[Democracy In America Volume 2 (of 2) by Alexis de Toqueville]@TWC D-Link bookDemocracy In America Volume 2 (of 2) CHAPTER XVII: Of Some Of The Sources Of Poetry Amongst Democratic 10/14
It is not only then the members of the same community who grow more alike; communities are themselves assimilated to one another, and the whole assemblage presents to the eye of the spectator one vast democracy, each citizen of which is a people.
This displays the aspect of mankind for the first time in the broadest light.
All that belongs to the existence of the human race taken as a whole, to its vicissitudes and to its future, becomes an abundant mine of poetry.
The poets who lived in aristocratic ages have been eminently successful in their delineations of certain incidents in the life of a people or a man; but none of them ever ventured to include within his performances the destinies of mankind--a task which poets writing in democratic ages may attempt.

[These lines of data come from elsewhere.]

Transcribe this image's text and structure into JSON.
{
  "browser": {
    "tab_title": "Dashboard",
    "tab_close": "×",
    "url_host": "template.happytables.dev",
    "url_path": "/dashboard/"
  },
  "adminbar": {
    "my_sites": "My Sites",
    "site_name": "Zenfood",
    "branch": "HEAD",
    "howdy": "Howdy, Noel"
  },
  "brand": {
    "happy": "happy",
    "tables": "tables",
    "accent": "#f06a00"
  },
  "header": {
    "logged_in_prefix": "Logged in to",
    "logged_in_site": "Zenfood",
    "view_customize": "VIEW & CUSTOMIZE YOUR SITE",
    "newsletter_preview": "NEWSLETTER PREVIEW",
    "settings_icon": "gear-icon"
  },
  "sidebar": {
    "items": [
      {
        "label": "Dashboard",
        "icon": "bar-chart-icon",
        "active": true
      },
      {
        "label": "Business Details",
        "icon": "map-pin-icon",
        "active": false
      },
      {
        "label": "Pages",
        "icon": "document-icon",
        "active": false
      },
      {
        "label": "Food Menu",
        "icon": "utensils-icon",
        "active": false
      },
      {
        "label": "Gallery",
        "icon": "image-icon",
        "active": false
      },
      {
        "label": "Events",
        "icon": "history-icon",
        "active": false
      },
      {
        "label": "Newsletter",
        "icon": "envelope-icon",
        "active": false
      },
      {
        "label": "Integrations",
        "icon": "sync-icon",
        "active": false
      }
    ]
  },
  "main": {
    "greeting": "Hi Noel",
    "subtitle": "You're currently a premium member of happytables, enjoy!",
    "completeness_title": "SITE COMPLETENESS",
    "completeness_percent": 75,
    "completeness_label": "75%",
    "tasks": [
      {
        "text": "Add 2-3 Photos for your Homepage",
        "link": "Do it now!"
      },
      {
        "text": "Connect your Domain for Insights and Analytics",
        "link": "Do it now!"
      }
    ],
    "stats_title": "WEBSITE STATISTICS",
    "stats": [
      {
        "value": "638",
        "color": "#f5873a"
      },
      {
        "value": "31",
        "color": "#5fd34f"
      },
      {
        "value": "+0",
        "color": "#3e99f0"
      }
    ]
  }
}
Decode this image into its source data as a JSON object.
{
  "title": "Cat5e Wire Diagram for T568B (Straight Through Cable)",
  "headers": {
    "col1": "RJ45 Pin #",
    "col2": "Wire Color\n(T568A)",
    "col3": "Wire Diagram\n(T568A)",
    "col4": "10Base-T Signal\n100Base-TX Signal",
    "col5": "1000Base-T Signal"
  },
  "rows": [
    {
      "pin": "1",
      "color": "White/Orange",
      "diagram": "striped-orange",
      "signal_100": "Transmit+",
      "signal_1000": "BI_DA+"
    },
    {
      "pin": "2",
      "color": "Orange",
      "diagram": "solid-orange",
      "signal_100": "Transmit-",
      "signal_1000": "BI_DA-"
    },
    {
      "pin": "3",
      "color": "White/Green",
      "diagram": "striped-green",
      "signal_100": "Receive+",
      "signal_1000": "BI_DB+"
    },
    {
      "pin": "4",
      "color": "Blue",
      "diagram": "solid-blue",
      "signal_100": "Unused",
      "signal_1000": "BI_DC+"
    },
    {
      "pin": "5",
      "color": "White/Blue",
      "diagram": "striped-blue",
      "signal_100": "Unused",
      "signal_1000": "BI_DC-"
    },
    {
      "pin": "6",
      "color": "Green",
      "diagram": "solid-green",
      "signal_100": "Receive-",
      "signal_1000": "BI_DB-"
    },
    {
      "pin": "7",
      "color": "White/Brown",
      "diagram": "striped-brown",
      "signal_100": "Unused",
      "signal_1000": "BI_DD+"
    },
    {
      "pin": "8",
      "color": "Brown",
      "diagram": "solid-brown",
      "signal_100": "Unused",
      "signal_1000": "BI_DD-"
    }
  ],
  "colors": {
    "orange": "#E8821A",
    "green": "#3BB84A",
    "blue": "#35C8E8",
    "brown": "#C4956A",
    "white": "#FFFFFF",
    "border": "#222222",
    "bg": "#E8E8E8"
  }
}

At that same time at which every man, raising his eyes above his country, begins at length to discern mankind at large, the Divinity is more and more manifest to the human mind in full and entire majesty. If in democratic ages faith in positive religions be often shaken, and the belief in intermediate agents, by whatever name they are called, be overcast; on the other hand men are disposed to conceive a far broader idea of Providence itself, and its interference in human affairs assumes a new and more imposing appearance to their eyes.